Answer: \(\sum_{n=1}^{N}\cos(2n-1)\theta=\frac{\sin(2N\theta)}{2\sin\theta},\qquad \sin\theta\neq0.\)
\(\sum_{n=1}^{N}(2n-1)\sin\left(\frac{(2n-1)\pi}{N}\right)=-N\csc\frac{\pi}{N}.\)
Let \(z=e^{i\theta}\). Then
\(\sum_{n=1}^{N}z^{2n-1}=z+z^3+\cdots+z^{2N-1}.\)
This is a geometric series with first term \(z\) and common ratio \(z^2\), so
\(\sum_{n=1}^{N}z^{2n-1}=\frac{z(1-z^{2N})}{1-z^2}=\frac{z-z^{2N+1}}{1-z^2}.\)
Taking real parts gives
\(\sum_{n=1}^{N}\cos(2n-1)\theta=\Re\left(\frac{z-z^{2N+1}}{1-z^2}\right).\)
After simplifying the real part,
\(\sum_{n=1}^{N}\cos(2n-1)\theta=\frac{\cos(2N-1)\theta-\cos(2N+1)\theta}{2-2\cos2\theta}.\)
Use
\(\cos A-\cos B=-2\sin\frac{A+B}{2}\sin\frac{A-B}{2}.\)
Then
\(\cos(2N-1)\theta-\cos(2N+1)\theta=2\sin(2N\theta)\sin\theta.\)
Also
\(2-2\cos2\theta=4\sin^2\theta.\)
Hence
\(\sum_{n=1}^{N}\cos(2n-1)\theta=\frac{\sin(2N\theta)}{2\sin\theta}.\)
Now differentiate this identity with respect to \(\theta\):
\(-\sum_{n=1}^{N}(2n-1)\sin(2n-1)\theta=N\cos(2N\theta)\csc\theta-\frac12\sin(2N\theta)\csc\theta\cot\theta.\)
Put
\(\theta=\frac{\pi}{N}.\)
Then \(2N\theta=2\pi\), so \(\cos(2N\theta)=1\) and \(\sin(2N\theta)=0\).
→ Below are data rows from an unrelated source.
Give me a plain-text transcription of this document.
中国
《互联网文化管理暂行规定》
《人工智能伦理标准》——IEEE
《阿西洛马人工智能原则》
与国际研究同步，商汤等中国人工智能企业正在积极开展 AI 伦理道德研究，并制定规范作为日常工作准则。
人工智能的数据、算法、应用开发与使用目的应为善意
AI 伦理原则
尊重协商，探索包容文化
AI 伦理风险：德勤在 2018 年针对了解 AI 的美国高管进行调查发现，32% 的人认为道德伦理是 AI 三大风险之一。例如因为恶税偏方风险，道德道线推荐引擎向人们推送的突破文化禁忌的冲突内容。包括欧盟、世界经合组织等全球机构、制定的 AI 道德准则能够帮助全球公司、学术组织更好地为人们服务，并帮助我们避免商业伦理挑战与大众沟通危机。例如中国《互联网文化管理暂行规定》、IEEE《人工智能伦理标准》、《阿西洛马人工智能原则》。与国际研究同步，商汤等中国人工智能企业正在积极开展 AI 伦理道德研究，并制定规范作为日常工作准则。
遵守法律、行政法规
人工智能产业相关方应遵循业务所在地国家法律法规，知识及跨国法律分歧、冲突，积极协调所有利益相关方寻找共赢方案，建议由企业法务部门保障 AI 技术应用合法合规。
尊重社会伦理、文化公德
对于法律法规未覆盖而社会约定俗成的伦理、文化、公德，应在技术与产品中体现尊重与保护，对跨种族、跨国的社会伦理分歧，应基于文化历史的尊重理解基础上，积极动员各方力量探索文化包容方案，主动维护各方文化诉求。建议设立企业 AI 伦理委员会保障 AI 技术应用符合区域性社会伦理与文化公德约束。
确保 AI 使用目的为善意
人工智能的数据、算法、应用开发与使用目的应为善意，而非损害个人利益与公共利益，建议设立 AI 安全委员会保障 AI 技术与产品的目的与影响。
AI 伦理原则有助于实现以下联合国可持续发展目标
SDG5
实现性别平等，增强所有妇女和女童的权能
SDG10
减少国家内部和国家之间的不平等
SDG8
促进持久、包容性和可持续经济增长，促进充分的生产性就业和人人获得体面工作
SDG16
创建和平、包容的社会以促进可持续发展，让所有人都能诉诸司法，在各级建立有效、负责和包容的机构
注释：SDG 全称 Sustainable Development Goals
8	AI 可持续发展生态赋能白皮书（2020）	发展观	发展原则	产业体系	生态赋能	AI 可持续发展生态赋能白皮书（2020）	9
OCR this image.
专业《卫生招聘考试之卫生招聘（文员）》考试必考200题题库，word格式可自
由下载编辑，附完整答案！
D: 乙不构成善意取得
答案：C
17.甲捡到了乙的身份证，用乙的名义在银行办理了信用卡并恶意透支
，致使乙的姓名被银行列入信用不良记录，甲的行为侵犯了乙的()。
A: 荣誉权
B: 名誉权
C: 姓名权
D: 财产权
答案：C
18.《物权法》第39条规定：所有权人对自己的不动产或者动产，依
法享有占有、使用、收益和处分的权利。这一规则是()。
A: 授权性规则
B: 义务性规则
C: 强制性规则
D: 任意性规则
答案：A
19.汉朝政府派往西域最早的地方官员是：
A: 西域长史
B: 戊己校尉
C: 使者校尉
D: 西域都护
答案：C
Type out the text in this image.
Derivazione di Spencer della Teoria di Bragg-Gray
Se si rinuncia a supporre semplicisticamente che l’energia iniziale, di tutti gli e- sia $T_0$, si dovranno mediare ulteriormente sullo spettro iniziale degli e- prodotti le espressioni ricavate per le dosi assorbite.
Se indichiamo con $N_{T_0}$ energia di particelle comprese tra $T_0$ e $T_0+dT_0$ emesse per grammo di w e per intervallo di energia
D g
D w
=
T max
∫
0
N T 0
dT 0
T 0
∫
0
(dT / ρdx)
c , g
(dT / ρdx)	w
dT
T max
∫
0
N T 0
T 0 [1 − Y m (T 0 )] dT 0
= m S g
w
Therefore
\(-\sum_{n=1}^{N}(2n-1)\sin\left(\frac{(2n-1)\pi}{N}\right)=N\csc\frac{\pi}{N}.\)
Multiplying by \(-1\) gives
\(\sum_{n=1}^{N}(2n-1)\sin\left(\frac{(2n-1)\pi}{N}\right)=-N\csc\frac{\pi}{N}.\)